Until recently, it was thought that memory cells constantly recirculated throughout the body in the blood, and that alarm signals generated upon infection called them into the infected tissues to destroy the infecting pathogen. This meant that precious time was required to recruit circulating memory cells to where they are needed. This has been a critical weakness against the fast-moving malaria parasite.
In the last few years, however, our view that all memory cells recirculate around the body has been changed by the discovery of tissue-resident memory T cells. This discovery was pioneered by Associate Professor Thomas Gebhardt, Dr Laura Mackay and Professor Frank Carbone, also from The University of Melbourne at the Doherty Institute. They found that some memory T cells could actually permanently seed in organs and be available for future battles, such as in the skin during herpes infection.

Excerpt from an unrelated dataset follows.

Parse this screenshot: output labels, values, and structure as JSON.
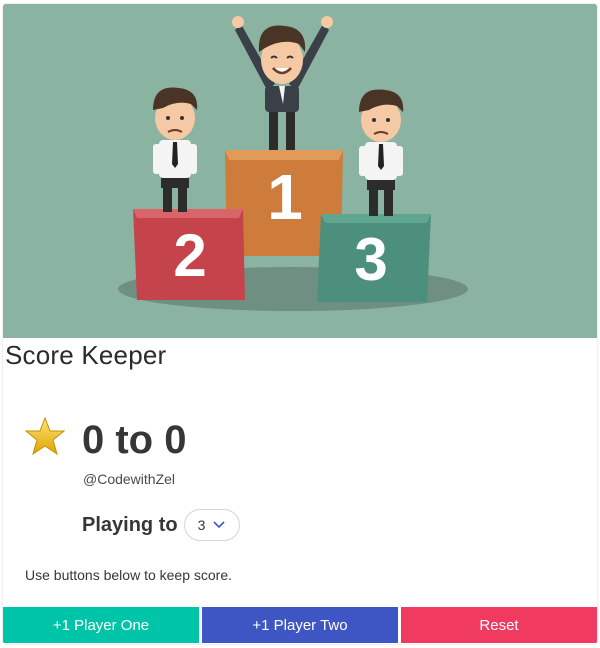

The advantage of tissue-resident T cells was that unlike circulating memory cells, they did not need time to migrate to the site of infection, but were already on site for rapid attack. We hypothesised that tissue-resident memory cells might also exist in the liver and they might provide a critical advantage over circulating memory T cells in finding and killing liver stage malaria parasites.
To test our hypothesis, we first demonstrated that resident memory T cells can form in the liver. Then, together with our collaborators at the Monash Biomedicine Discovery Institute and Centenary Institute, we designed a new vaccination strategy called 'prime and trap' that is aimed at inducing the formation of these cells. We achieved this by delivering our vaccine in two stages. The first stage, or the 'priming', maximised the expansion of specific malaria-fighting T cells, while in the second stage we delivered the malaria antigen specifically to the liver. This resulted in the effective 'trapping' of T cells in the liver as responding T cells are converted into liver-resident memory cells.
We found that 'prime and trap'-vaccinated mice were completely protected against infection by malaria parasites. Moreover, when we removed liver resident memory cells from vaccinated mice, protection was totally lost, indicating that these cells were essential for protection.
Our vaccine is at an early experimental stage and is not applicable to humans in its present form. Our next challenges are to find equivalent antigens in the human parasite to those we used in our mouse vaccine and to design feasible and safe ways to deliver the vaccine to humans.
However, our work opens a new avenue for the design of efficient anti-malarial vaccines. It suggests that the efficacy of the experimental vaccines already under development might be enhanced by promoting the formation of liver-resident memory T cells.